Thursday, July 26, 2007

Thinking about Moving?

If you live in America, have you found yourself giving somewhat serious thought to moving permanently to another country?
If you do not live in America, do you have any desire to move here?

50 Comments:

Blogger Lew Scannon said...

No. I love my country. It's my government I don't like. And that can be changed.

July 26, 2007 2:51 AM  
Blogger Blueberry said...

I never considered leaving this country until this year when I saw the movie SICKO. I wanted to move to England. Since that's not going to happen, I'm hoping for the pendulum to start swinging the other way, for this country to start taking care of its citizens and freedom winning out over fear.

July 26, 2007 4:26 AM  
Blogger niCk (Mem Beth) said...

Yes, I have given that serious thought. Canada, Panama, Belguim, England are the places I've looked at.

But no, Lew is right. The constitution that governs this nation is great. We must take the country back from the traitors that are currently in Power. This country was created to escape from the abuse of power that is now happenning.

July 26, 2007 4:48 AM  
Blogger Undeniable Liberal said...

Yes I have, and Canada is about 1-1/2 hours from where I live.

July 26, 2007 4:55 AM  
Blogger JM said...

Strange thing; I've moved around the country without hesitation but never considered leaving for another nation, even in these dark times. I still have a glimmer of hope that we can turn things around and get back on track.

July 26, 2007 5:04 AM  
Blogger Larry said...

I don't know if there is a place you could move, that Bush's evil domain hasn't affected.

July 26, 2007 5:12 AM  
Anonymous Knox Rover said...

I have always wanted to live in Britain, esp. Scotland. I've wanted to do this all of my life, not just since Bush has been in office. It feels like home everytime I visit there, and their ways and culture feel very natural to me. If I won the lottery and could afford to move there, I'd leave tomorrow.

July 26, 2007 5:13 AM  
Blogger Nvisiblewmn said...

Like Blueberry, I was influenced by Sicko. Funny, though, I would have thought I'd want to go to Britain, but after seeing that film, I wanted to go to France. I still think Canada might be a good place for me.

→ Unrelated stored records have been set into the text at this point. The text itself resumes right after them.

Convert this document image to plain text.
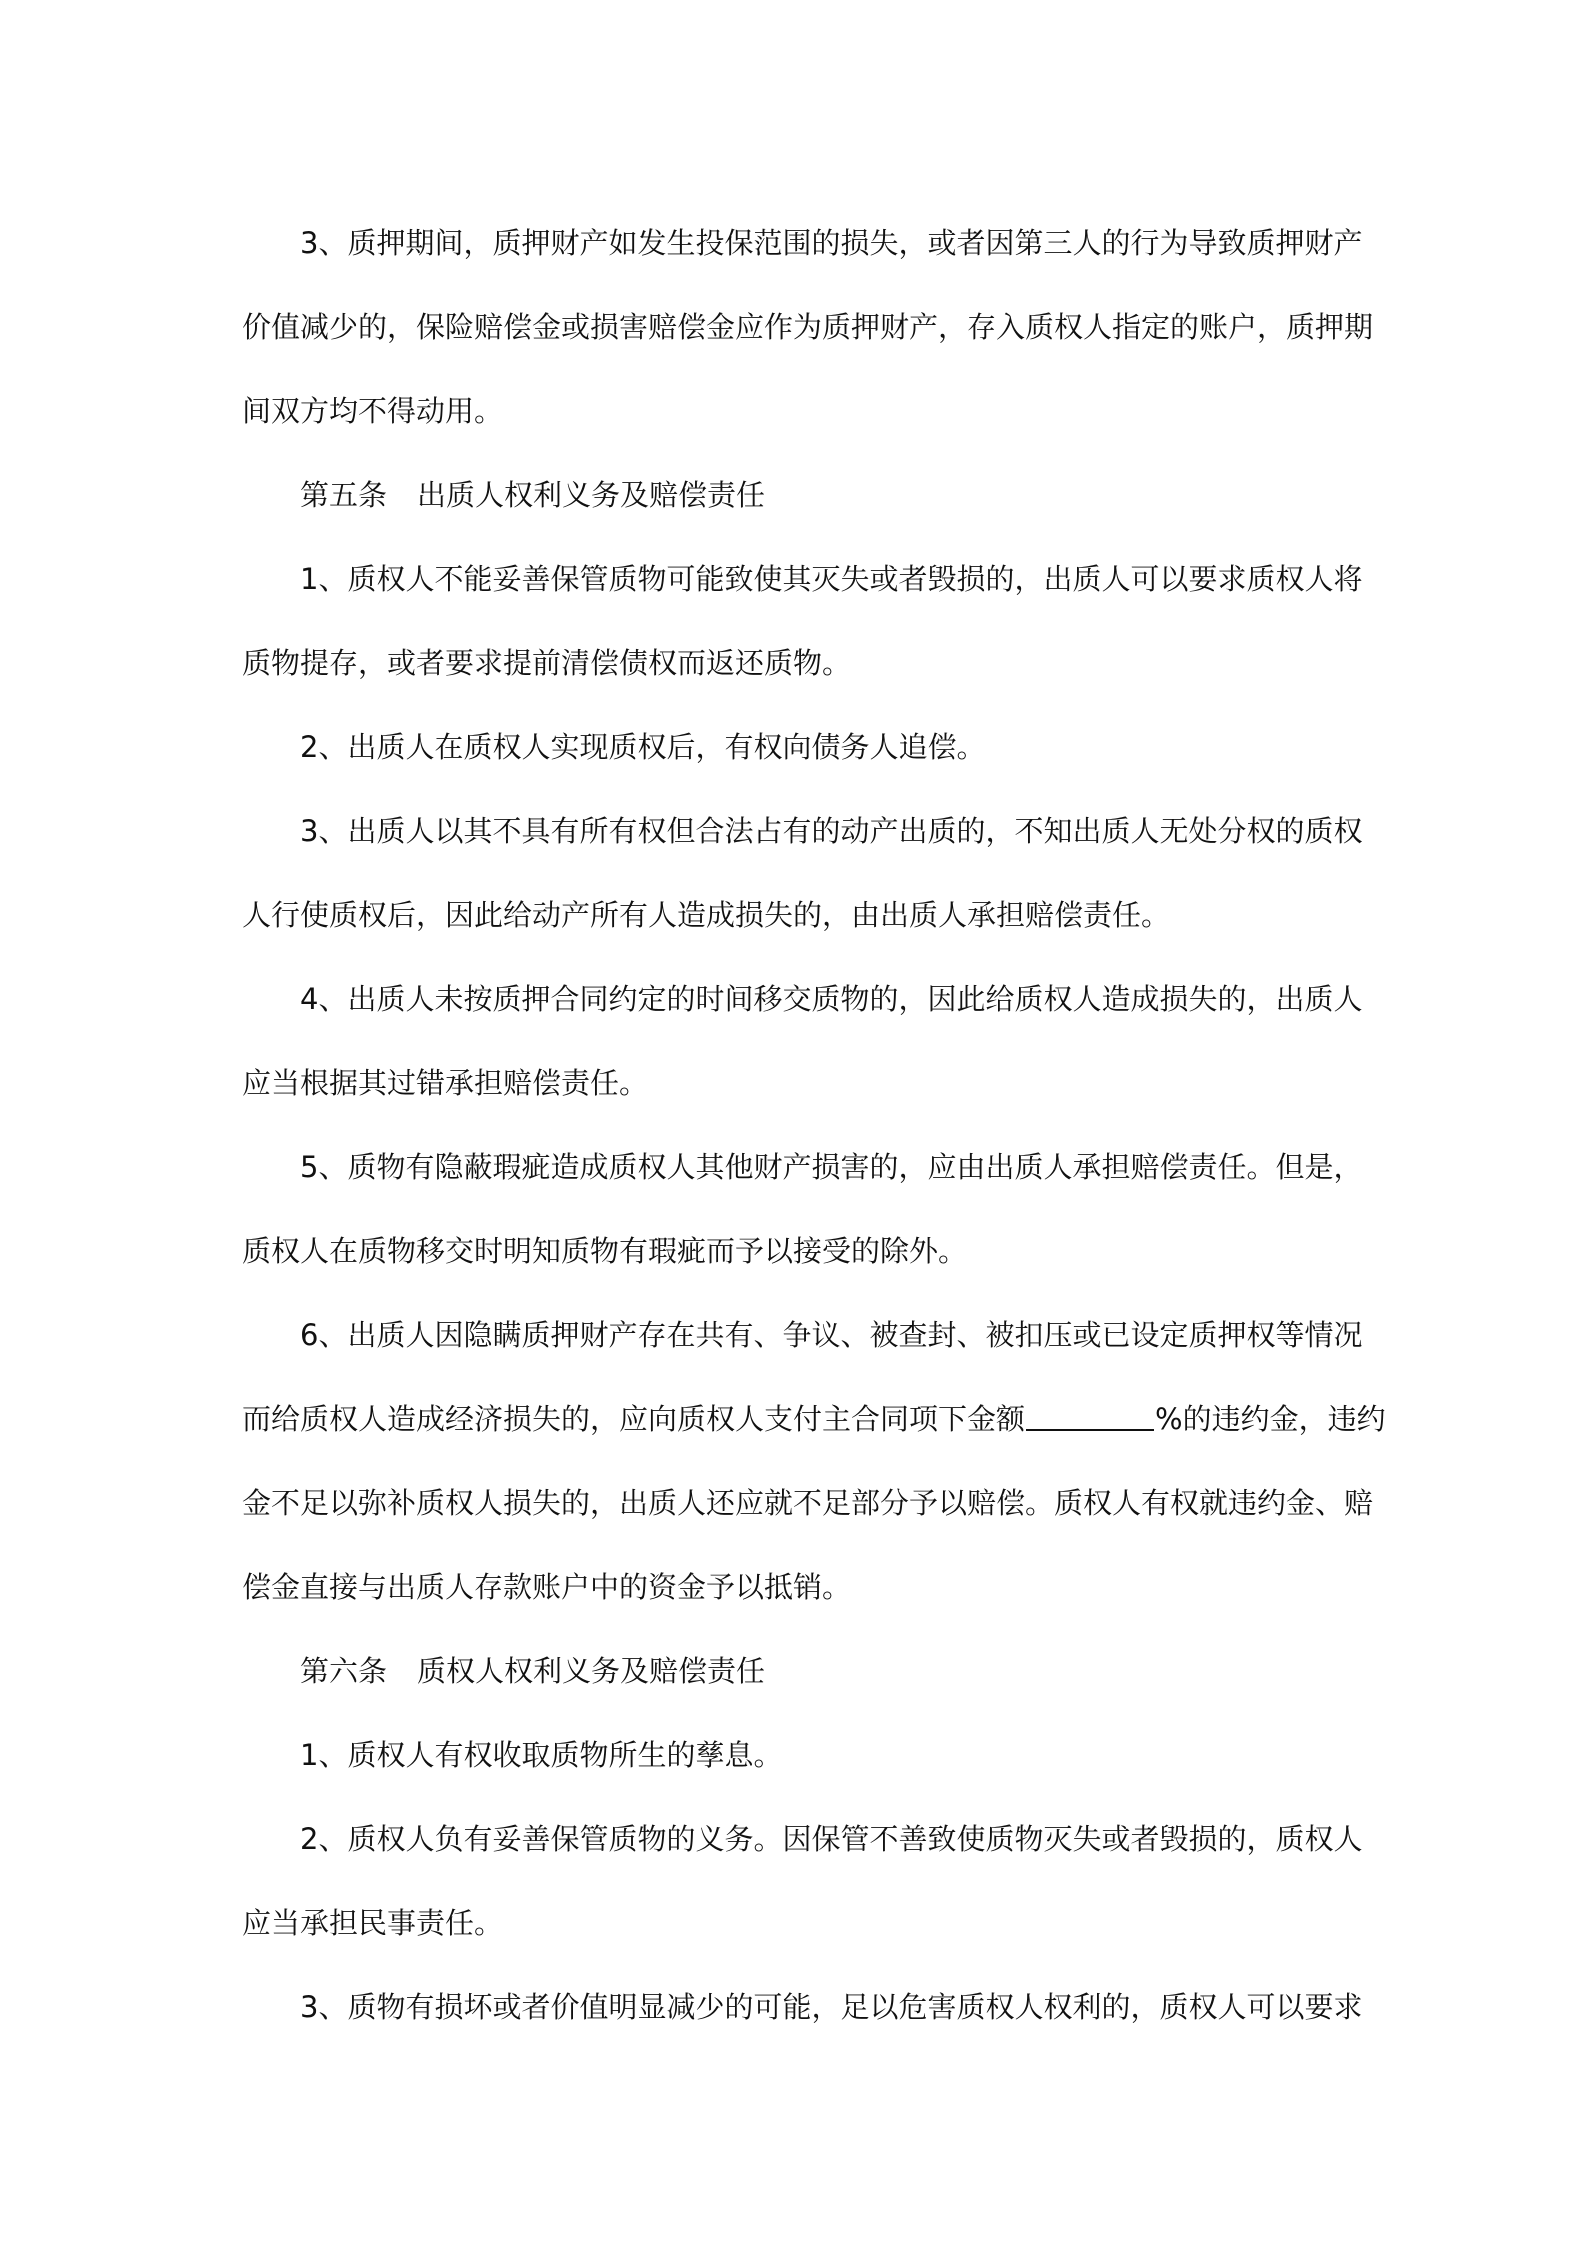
3、质押期间，质押财产如发生投保范围的损失，或者因第三人的行为导致质押财产
价值减少的，保险赔偿金或损害赔偿金应作为质押财产，存入质权人指定的账户，质押期
间双方均不得动用。
第五条 出质人权利义务及赔偿责任
1、质权人不能妥善保管质物可能致使其灭失或者毁损的，出质人可以要求质权人将
质物提存，或者要求提前清偿债权而返还质物。
2、出质人在质权人实现质权后，有权向债务人追偿。
3、出质人以其不具有所有权但合法占有的动产出质的，不知出质人无处分权的质权
人行使质权后，因此给动产所有人造成损失的，由出质人承担赔偿责任。
4、出质人未按质押合同约定的时间移交质物的，因此给质权人造成损失的，出质人
应当根据其过错承担赔偿责任。
5、质物有隐蔽瑕疵造成质权人其他财产损害的，应由出质人承担赔偿责任。但是，
质权人在质物移交时明知质物有瑕疵而予以接受的除外。
6、出质人因隐瞒质押财产存在共有、争议、被查封、被扣压或已设定质押权等情况
而给质权人造成经济损失的，应向质权人支付主合同项下金额	%的违约金，违约
金不足以弥补质权人损失的，出质人还应就不足部分予以赔偿。质权人有权就违约金、赔
偿金直接与出质人存款账户中的资金予以抵销。
第六条 质权人权利义务及赔偿责任
1、质权人有权收取质物所生的孳息。
2、质权人负有妥善保管质物的义务。因保管不善致使质物灭失或者毁损的，质权人
应当承担民事责任。
3、质物有损坏或者价值明显减少的可能，足以危害质权人权利的，质权人可以要求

To be quite honest, though, I can't really imagine living anywhere else. I think we have the potential to reform, but we have a long way to go. I'm willing to stick it out. If I were younger, maybe not....

I always wanted to be part of that first Mars colony.

July 26, 2007 5:54 AM  
Blogger Nvisiblewmn said...

What about you, PoP?

July 26, 2007 5:55 AM  
Blogger mommanator said...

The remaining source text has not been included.